To Myanmar and Back

Trip Start Oct 24, 2005
1
11
147
Trip End Ongoing


Loading Map
Map your own trip!
Map Options
Show trip route
Hide lines
shadow

Flag of Thailand  ,
Wednesday, December 21, 2005

Happy holidays, all. Hope you are all doing well, and not covered by too much snow -- I can't believe how much it sounds like the Midwest has gotten so far! Just thought I'd fill you in on the latest of our travels...

After leaving Bangkok, we took an overnight train fourteen hours north to Chiang Mai, which is probably Thailand's second most known city. Chiang Mai was delightful -- it's right in the mountains, so there is an easy escape from the "city" whenever the mood strikes you. It's also tons less polluted than Bangkok, which my sinuses really appreciated... While there, we got some fab massages -- a whole 200 Baht ($5) for an hour.... The next day, we rented a motorbike and tooled around one of the national parks in the area and cruised the countryside. We saw some really nice waterfalls, and just enjoyed the country drive... until we noticed we were almost out of gas w/no town in sight. You can imagine how much gas driving in the mountains can suck up, so we did our best to get to the summit, and then cruised in neutral on the downslope, praying we would find some gas before we ran out in the middle of nowhere (not a whole lot of traffic where we were). Fortunately, we made it to the next town and filled up (at which time we learned the gas gauge didn't really work, and we really had about half a tank left...). That's when we realized we were in a race w/the fading daylight: we were about 60 km from Chiang Mai, and we had less than an hour of sunlight left. I held on as tight as I could, and Konrad zoomed us through the hills as fast as possible, constantly checking our mileage against the sinking sun. I usually kept my eyes off the speedometer (1. I didn't want to know how fast we were racing -- don't worry ma, I wore a helmet!, & 2. I couldn't see much w/my head pasted to Konrad's back), but I know we may have given Chuck Yaeger a run for his money. As the sun faded away, we got on to the main highway, and were almost home -- meaning we had made it -- no need to blindly feel our way through the hills w/no streetlights.

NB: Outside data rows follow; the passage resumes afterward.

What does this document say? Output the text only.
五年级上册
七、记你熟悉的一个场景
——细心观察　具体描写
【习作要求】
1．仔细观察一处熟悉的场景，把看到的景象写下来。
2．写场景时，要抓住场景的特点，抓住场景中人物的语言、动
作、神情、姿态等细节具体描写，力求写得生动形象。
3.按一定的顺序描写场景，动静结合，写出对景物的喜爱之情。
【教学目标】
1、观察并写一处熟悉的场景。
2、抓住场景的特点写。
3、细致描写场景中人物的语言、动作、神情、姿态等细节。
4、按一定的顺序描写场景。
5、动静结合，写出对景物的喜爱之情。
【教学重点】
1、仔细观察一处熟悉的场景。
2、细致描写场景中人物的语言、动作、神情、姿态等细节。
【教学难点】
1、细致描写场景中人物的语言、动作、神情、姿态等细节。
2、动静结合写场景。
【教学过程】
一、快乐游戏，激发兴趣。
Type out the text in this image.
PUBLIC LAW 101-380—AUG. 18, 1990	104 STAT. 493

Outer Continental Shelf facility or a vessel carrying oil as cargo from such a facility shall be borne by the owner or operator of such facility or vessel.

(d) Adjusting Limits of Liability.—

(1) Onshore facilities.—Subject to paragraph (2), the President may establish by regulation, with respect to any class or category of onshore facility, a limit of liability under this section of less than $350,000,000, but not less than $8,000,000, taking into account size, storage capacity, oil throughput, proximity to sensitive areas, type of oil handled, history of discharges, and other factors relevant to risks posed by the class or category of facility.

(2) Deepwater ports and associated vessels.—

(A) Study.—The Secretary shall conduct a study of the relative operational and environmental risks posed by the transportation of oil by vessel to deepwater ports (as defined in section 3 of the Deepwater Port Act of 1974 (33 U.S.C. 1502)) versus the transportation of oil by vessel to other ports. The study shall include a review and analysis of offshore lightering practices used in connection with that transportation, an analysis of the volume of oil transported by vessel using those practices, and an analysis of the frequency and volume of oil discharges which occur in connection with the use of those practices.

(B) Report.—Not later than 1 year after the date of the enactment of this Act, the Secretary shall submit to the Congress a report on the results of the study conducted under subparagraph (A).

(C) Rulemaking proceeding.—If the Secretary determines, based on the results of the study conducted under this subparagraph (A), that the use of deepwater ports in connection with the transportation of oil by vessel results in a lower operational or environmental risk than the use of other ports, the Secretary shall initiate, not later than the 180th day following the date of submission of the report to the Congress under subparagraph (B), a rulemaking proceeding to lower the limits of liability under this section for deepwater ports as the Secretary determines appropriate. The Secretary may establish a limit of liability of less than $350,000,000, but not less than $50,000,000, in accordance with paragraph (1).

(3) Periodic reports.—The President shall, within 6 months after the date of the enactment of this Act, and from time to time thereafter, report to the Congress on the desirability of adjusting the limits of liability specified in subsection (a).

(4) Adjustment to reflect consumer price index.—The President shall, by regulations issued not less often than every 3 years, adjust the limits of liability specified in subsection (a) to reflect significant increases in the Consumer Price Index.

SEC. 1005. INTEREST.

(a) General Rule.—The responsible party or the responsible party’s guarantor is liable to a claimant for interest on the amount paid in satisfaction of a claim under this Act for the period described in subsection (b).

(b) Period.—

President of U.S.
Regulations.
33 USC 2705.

After leaving Chiang Mai, we headed further north to the border of Myanmar. We stayed overnight on the Thailand side, and meandered through the food stalls at the night market, thoroughly stuffing ourselves for about 90 Baht (for both of us together -- just over $2). The next morning, we got up really early and walked to the border crossing. After a fair amount of waiting around, we were finally handed temporary passports (they kept ours at the border), and granted entrance into the Kingdom of Myanmar (formerly Burma). We had secured a taxi driver already, so all we had to do was drive to Kengtung (pronounced Cheng Tung), right? Of course not, after about an hour, we finally were on our way. We had a good driver, and made it there in just under three hours -- that despite stopping repeatedly at the checkpoints, where our driver had to check us in w/the Myanmar authorities. When we got to town, we also had to check in w/immigration.

Kengtung is a pretty city in the mountains, w/three lakes in its boundaries. It was very pretty, and quite different from Thailand: no internet (in the entire country, I believe), electricity only after 6:00 PM, and good meals for about fifty cents. While in Kengtung, we hired a guide and trekked through the mountains, visiting a variety of hilltribe villages. Our guide was great, as he himself is a Shan member (the predominant tribe in the Shan state, where we were staying), and he spoke all the different tribal languages, as well as Chinese, English, Burmese, and Thai. We were a bit apprehensive about the trek -- we thought it would be uncomfortable and feel like we were just gawking the entire time. Fortunately, that turned out to be far from the reality, which I believe was a result of our guide's friendships and comfort w/the various tribes. We didn't feel we were intruding at all -- we were warmly welcomed, and often given food and drink by the tribes. All in all, it was a great experience, and we learned so much about the different hilltribe cultures (as well as how to make rice wine (aka: Jungle Water)....).
The trip back to the border was fraught w/the usual difficulties: stopping for lunch, stopping to get the car washed, stopping to buy this and that... but we eventually made it, and returned to Thailand (and got our passports back). We are now in Chiang Rai (also in the north), where we are still gorging for cheap at the wonderful night bazaar.

Hope you are all well and we wish you a very happy holidays -- wish we could ring in the New Year w/you all, but alas.... Talk to you soon!